Department of Biostatistics, Boston University, Boston, MA, USA.
Division of Computational Biomedicine and Bioinformatics Program, Boston University, Boston, MA, USA.
BMC Infect Dis. 2024 Jun 20;24(1):610. doi: 10.1186/s12879-024-09457-z.
Blood-based transcriptional gene signatures for tuberculosis (TB) have been developed with potential use to diagnose disease. However, an unresolved issue is whether gene set enrichment analysis of the signature transcripts alone is sufficient for prediction and differentiation or whether it is necessary to use the original model created when the signature was derived. Intra-method comparison is complicated by the unavailability of original training data and missing details about the original trained model. To facilitate the utilization of these signatures in TB research, comparisons between gene set scoring methods cross-data validation of original model implementations are needed.
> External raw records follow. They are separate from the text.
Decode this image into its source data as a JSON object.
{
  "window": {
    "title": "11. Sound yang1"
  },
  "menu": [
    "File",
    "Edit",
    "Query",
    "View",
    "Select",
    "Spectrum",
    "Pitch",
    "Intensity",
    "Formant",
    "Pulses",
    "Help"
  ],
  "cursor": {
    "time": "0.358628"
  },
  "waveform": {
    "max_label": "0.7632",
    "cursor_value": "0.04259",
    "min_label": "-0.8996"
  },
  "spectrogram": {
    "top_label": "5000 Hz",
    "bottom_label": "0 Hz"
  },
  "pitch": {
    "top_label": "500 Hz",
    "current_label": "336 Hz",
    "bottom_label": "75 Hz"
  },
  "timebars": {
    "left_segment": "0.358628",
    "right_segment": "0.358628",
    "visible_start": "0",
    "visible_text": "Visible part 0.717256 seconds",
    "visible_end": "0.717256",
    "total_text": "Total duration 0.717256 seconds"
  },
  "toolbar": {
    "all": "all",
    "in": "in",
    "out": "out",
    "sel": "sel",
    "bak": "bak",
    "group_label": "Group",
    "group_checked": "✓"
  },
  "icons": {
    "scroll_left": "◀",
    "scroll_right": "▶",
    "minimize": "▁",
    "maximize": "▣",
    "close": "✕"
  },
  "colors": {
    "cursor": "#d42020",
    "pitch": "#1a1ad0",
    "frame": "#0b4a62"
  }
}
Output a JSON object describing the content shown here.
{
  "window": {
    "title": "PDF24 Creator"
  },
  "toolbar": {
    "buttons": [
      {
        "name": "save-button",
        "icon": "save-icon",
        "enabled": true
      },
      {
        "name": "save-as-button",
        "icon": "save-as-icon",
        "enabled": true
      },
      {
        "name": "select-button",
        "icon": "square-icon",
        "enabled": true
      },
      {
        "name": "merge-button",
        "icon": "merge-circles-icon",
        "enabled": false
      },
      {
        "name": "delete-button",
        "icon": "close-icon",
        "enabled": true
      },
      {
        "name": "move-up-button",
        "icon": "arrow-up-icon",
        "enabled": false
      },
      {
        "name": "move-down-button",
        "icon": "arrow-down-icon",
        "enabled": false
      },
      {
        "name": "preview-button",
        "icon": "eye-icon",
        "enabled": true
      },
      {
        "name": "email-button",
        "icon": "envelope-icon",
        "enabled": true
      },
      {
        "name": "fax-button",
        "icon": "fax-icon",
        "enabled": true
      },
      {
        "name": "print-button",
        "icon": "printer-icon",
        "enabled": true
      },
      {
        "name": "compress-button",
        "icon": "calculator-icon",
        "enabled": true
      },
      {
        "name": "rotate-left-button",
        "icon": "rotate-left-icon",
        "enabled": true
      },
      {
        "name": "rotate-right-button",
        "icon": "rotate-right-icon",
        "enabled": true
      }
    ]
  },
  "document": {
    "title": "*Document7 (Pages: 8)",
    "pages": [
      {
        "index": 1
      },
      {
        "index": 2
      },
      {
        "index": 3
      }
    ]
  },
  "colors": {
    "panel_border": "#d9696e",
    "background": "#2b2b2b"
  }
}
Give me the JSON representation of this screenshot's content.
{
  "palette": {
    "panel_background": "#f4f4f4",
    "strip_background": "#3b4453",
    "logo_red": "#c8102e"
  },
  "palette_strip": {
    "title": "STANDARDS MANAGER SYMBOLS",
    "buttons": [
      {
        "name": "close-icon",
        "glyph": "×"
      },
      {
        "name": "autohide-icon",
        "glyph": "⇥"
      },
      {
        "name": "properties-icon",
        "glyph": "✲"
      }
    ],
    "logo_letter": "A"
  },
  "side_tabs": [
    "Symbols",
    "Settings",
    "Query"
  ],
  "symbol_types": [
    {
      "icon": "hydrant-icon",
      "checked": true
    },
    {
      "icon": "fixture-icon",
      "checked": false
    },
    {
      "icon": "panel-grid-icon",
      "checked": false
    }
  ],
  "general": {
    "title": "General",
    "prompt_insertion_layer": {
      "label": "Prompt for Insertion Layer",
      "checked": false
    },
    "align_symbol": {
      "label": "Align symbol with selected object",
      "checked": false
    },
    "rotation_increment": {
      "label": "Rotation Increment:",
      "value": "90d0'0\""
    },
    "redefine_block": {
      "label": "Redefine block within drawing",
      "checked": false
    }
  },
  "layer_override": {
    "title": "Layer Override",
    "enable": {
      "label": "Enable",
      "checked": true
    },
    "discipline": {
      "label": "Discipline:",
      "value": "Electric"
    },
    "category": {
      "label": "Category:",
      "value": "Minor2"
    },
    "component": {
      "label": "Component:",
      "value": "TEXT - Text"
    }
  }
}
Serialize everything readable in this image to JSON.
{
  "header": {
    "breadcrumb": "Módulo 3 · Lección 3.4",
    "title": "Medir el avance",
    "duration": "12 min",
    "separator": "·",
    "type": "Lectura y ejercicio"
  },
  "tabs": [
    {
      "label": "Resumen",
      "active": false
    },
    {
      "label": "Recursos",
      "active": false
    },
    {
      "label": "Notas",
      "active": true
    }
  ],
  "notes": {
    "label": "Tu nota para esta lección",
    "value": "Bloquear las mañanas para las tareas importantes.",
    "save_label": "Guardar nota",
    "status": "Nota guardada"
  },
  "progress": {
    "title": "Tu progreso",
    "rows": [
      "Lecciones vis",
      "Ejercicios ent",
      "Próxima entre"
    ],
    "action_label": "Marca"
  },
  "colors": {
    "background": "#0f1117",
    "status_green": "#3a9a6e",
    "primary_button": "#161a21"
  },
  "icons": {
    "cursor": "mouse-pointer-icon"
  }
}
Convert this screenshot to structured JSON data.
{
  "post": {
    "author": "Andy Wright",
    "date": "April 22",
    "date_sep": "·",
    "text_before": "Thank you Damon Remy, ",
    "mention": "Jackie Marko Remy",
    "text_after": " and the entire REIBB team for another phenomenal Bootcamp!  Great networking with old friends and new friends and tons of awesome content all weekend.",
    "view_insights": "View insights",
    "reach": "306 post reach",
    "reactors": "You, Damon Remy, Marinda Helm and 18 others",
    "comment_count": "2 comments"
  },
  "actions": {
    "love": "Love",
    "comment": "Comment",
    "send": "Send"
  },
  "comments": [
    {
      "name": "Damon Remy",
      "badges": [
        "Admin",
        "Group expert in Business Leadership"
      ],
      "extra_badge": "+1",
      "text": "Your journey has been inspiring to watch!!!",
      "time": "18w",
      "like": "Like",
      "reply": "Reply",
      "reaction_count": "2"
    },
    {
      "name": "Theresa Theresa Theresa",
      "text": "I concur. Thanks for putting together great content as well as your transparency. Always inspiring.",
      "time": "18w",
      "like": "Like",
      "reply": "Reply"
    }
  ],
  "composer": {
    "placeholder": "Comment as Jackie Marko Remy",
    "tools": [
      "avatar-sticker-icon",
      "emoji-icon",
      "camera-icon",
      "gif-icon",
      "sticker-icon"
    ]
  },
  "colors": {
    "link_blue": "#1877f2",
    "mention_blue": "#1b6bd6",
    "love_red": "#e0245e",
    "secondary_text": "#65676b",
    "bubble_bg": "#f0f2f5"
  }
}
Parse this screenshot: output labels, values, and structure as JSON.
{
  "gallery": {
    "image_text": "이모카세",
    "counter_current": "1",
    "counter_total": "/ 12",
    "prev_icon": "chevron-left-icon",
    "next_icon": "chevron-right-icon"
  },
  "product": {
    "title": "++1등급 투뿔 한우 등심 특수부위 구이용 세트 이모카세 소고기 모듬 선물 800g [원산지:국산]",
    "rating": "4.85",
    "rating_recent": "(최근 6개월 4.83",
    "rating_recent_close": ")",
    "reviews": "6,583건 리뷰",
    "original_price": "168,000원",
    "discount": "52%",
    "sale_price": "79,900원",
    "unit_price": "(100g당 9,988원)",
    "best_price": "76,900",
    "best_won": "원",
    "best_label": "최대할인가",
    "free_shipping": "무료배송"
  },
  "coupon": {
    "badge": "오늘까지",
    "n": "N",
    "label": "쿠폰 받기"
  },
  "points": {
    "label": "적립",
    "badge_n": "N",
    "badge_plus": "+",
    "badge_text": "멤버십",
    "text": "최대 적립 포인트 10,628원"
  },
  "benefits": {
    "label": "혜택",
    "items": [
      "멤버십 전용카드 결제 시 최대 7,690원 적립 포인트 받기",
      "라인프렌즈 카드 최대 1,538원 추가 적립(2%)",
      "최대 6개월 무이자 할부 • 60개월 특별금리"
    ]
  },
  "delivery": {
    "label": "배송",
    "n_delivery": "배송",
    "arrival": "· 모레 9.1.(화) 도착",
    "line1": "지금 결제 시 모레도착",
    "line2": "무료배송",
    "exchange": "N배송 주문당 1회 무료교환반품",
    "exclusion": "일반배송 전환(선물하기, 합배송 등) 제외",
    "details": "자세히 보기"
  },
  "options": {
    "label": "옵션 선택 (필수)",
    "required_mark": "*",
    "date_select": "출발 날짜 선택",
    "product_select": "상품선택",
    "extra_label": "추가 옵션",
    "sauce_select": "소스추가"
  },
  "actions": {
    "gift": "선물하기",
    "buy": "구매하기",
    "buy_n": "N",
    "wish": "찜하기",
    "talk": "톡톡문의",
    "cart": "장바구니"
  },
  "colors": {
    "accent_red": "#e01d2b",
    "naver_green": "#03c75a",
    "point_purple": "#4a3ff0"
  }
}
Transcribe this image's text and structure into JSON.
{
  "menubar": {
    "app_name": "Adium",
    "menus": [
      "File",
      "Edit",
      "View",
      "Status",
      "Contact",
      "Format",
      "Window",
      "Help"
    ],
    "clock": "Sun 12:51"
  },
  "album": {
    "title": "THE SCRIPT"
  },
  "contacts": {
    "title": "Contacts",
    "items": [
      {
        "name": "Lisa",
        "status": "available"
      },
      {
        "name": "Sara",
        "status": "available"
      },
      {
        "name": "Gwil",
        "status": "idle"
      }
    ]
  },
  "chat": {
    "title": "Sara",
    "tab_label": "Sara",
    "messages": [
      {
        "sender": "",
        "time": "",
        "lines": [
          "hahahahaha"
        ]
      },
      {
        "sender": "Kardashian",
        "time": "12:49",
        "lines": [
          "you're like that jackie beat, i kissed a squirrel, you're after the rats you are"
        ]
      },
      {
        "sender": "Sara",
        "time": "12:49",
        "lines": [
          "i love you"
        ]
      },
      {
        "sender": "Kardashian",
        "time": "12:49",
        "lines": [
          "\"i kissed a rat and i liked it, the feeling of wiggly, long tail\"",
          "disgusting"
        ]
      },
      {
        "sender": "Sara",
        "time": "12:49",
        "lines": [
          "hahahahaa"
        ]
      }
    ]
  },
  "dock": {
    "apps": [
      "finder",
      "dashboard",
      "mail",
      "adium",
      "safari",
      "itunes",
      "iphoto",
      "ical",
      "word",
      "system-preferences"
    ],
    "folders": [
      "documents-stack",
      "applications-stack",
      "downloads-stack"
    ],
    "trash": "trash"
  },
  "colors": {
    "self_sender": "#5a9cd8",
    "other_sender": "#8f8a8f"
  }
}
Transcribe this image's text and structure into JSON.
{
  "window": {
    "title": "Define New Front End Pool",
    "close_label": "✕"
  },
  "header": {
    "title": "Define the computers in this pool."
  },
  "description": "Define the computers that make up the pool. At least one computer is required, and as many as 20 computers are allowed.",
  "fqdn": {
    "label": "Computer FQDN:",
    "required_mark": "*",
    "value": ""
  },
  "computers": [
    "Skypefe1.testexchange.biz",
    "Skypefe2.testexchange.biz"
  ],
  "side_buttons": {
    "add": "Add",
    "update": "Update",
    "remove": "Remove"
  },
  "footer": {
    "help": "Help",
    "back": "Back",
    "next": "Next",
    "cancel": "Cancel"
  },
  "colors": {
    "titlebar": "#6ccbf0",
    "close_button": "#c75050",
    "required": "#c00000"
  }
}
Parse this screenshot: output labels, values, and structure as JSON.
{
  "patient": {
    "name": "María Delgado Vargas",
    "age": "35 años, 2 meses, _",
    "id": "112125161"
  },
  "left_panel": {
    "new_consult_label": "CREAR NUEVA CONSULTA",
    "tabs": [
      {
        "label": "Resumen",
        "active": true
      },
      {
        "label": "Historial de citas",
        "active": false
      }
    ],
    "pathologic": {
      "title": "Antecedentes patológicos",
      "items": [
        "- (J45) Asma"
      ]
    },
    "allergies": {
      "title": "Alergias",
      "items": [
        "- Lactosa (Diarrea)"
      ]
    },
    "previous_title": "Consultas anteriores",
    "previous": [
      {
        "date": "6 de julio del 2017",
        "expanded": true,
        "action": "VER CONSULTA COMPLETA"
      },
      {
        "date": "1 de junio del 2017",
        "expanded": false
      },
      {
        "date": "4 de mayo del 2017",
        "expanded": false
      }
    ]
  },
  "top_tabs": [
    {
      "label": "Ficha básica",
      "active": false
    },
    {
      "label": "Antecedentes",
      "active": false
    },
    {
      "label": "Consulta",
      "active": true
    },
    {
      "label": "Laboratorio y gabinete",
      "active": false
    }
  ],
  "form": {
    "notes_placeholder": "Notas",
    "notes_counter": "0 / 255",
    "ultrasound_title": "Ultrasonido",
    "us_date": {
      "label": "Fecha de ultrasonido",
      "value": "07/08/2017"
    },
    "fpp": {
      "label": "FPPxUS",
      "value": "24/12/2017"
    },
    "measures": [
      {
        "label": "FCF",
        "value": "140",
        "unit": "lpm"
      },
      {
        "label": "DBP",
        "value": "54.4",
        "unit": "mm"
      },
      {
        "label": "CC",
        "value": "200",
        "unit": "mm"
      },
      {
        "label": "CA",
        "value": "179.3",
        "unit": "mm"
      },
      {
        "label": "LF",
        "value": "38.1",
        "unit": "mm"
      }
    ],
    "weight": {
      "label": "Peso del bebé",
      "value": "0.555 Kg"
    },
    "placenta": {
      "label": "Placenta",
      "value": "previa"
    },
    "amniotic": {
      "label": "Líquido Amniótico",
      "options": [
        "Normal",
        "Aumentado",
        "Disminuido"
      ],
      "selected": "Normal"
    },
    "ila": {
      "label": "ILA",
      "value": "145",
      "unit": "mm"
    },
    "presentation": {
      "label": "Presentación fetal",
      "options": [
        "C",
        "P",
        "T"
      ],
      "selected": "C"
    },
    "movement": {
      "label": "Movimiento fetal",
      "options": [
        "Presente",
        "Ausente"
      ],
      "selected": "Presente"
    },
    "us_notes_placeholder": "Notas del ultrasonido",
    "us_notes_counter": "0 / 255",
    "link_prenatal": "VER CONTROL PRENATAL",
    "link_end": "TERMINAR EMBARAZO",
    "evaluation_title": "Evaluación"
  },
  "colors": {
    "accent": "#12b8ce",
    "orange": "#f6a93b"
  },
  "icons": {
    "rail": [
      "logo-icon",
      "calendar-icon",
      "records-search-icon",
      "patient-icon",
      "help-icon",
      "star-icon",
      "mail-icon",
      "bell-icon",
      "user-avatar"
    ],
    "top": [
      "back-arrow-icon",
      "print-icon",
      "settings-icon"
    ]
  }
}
We compared the performance of 19 TB gene signatures across 24 transcriptomic datasets using both rrebuilt original models and gene set scoring methods. Existing gene set scoring methods, including ssGSEA, GSVA, PLAGE, Singscore, and Zscore, were used as alternative approaches to obtain the profile scores. The area under the ROC curve (AUC) value was computed to measure performance. Correlation analysis and Wilcoxon paired tests were used to compare the performance of enrichment methods with the original models.
For many signatures, the predictions from gene set scoring methods were highly correlated and statistically equivalent to the results given by the original models. In some cases, PLAGE outperformed the original models when considering signatures' weighted mean AUC values and the AUC results within individual studies.
Gene set enrichment scoring of existing gene sets can distinguish patients with active TB disease from other clinical conditions with equivalent or improved accuracy compared to the original methods and models. These data justify using gene set scoring methods of published TB gene signatures for predicting TB risk and treatment outcomes, especially when original models are difficult to apply or implement.
基于血液的转录基因特征已被开发用于结核病(TB)诊断,具有潜在的应用价值。然而,一个悬而未决的问题是,仅对特征转录本进行基因集富集分析是否足以进行预测和区分,还是有必要使用特征创建时使用的原始模型。由于无法获得原始训练数据以及原始训练模型的详细信息,因此内部方法比较变得复杂。为了促进这些特征在结核病研究中的应用,需要对跨数据的原始模型实现的基因集评分方法进行比较。
我们使用重新构建的原始模型和基因集评分方法比较了 19 个 TB 基因特征在 24 个转录组数据集上的性能。使用了现有的基因集评分方法,包括 ssGSEA、GSVA、PLAGE、Singscore 和 Zscore,作为获得特征评分的替代方法。计算了 ROC 曲线下的面积(AUC)值来衡量性能。使用相关分析和 Wilcoxon 配对检验比较了富集方法与原始模型的性能。
对于许多特征,基因集评分方法的预测结果与原始模型高度相关且在统计学上等效。在某些情况下,当考虑特征的加权平均 AUC 值和个体研究中的 AUC 结果时,PLAGE 优于原始模型。
与原始方法和模型相比,现有基因集的基因集富集评分可以以相当或更高的准确性区分活动性结核病患者与其他临床情况。这些数据证明,使用已发表的 TB 基因特征的基因集评分方法来预测 TB 风险和治疗结果是合理的,尤其是在原始模型难以应用或实施的情况下。